Bowman focused his campaign on a single payer healthcare system and a Green New Deal to fight climate change. He contrasted Engel’s alliances with the United States military industrial complex and the Israel lobby to his own pro-Palestinian stance and his fundraising, which was free of capitalist donations. Even when the entire Democratic Party establishment — Hillary Clinton, Nancy Pelosi, Andrew Cuomo, etc. — backed Engel, as did the members of the Congressional Black Caucus (the political representatives of the Black bourgeoisie), most of the district refused to back a man who supported oppressing people of color in Palestine. With Eliot Engel being the chairman of the House Foreign Affairs Committee, this shows that being a stalwart ally of the Israeli state no longer guarantees a victory in New York. It also shows from Bowman’s participation in Black Lives Matter that credibility with the street can defeat tremendous establishment backing. Bowman won by a 15-point margin, 55 percent to 40 percent.
In Brooklyn, an Indigenous working woman and immigrant from Peru, Marcela Mitaynes, also beat a longterm incumbent in a New York State Assembly primary on a Democratic Socialist platform, despite her overconfident opponent initially claiming victory. Also, a self-described Marxist, Julia Salazar, effectively won reelection to a New York State Senate seat by emerging victorious in the Democratic primary in Brooklyn. They both campaigned heavily on rent control at a time when it is increasingly becoming impossible for working families to live in New York City.
In the first past the post electoral system that the United States endures, two political parties become strengthened at the expense of the people. Constant cries to vote for the less awful of the two candidates overwhelm attempts for the left to organize electorally. The many anticapitalist third parties with weak influence on the streets and the ballot boxes testify to this.
Yet, the inability of the Democratic party to protect its valuable incumbents in party strongholds reflects a weakness in the face of insurgent movements of working people of color and their allies. That these things happened during times of low turnout compared to presidential elections demonstrates the emerging organizing power of socialists, moderate or otherwise.

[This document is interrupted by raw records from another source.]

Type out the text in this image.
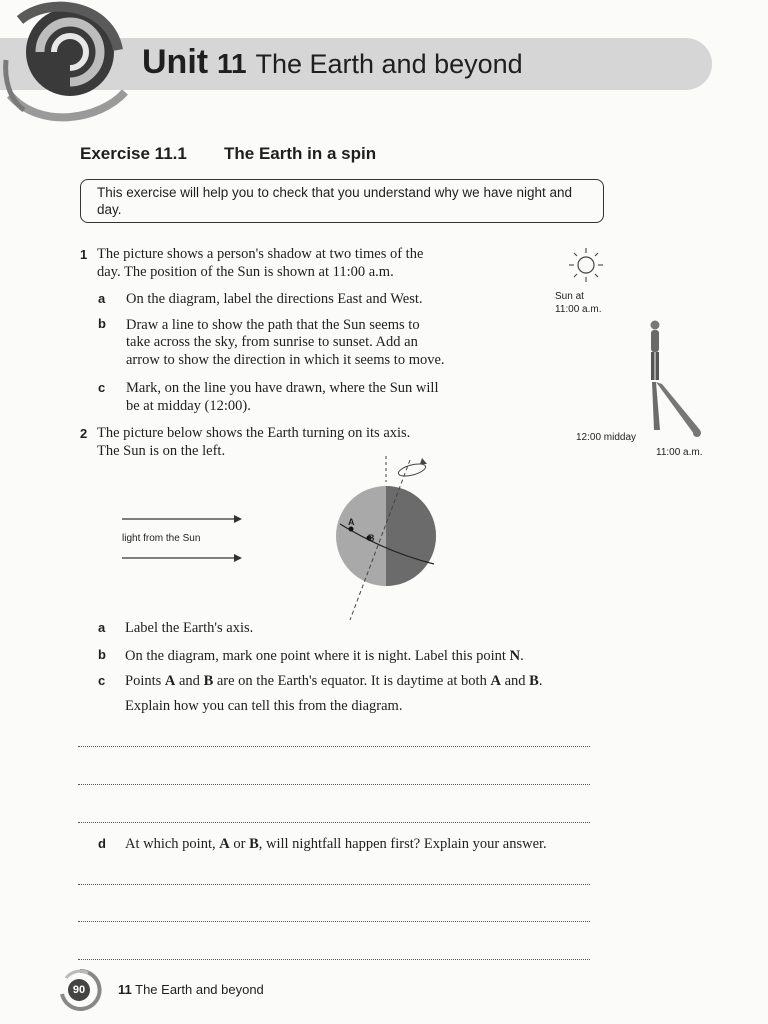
Unit 11 The Earth and beyond
Exercise 11.1 The Earth in a spin
This exercise will help you to check that you understand why we have night and day.
1 The picture shows a person's shadow at two times of the
day. The position of the Sun is shown at 11:00 a.m.
a On the diagram, label the directions East and West.
b Draw a line to show the path that the Sun seems to
take across the sky, from sunrise to sunset. Add an
arrow to show the direction in which it seems to move.
c Mark, on the line you have drawn, where the Sun will
be at midday (12:00).
Sun at
11:00 a.m.
12:00 midday
11:00 a.m.
2 The picture below shows the Earth turning on its axis.
The Sun is on the left.
light from the Sun
A
B
a Label the Earth's axis.
b On the diagram, mark one point where it is night. Label this point N.
c Points A and B are on the Earth's equator. It is daytime at both A and B.
Explain how you can tell this from the diagram.
d At which point, A or B, will nightfall happen first? Explain your answer.
90	11 The Earth and beyond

All of the above-mentioned socialist candidates are members of the Democratic Socialists of America (DSA), an anticapitalist organization that took off from people discontented following the twice failed presidential campaigns of Bernie Sanders and unwillingness on the part of Democrats to fight for people of color and workers against corporations. Their main electoral strategy is to run as Democrats and use the Democratic Party as a base of operations to achieve power. We need far more than that, however.
The average DSA chapter does not espouse a radical platform of quickly abolishing capitalism as do those of us with more radical views. Still, the street always leads the way. The Black Lives Matter and Abolish ICE movements have demonstrated the pernicious consequences of white supremacy and borders in our age of international families and economies. These movements are creating the opportunity to create a truly humanist world. We must continue street action, economic disruption, and campaigning for proportional representation, with electoral drives as *one* of the left’s strategies, but not its only one. No face in a high place will ever save us, only we can save ourselves. We see people’s strength in the ballot box, but now look at the power on the streets!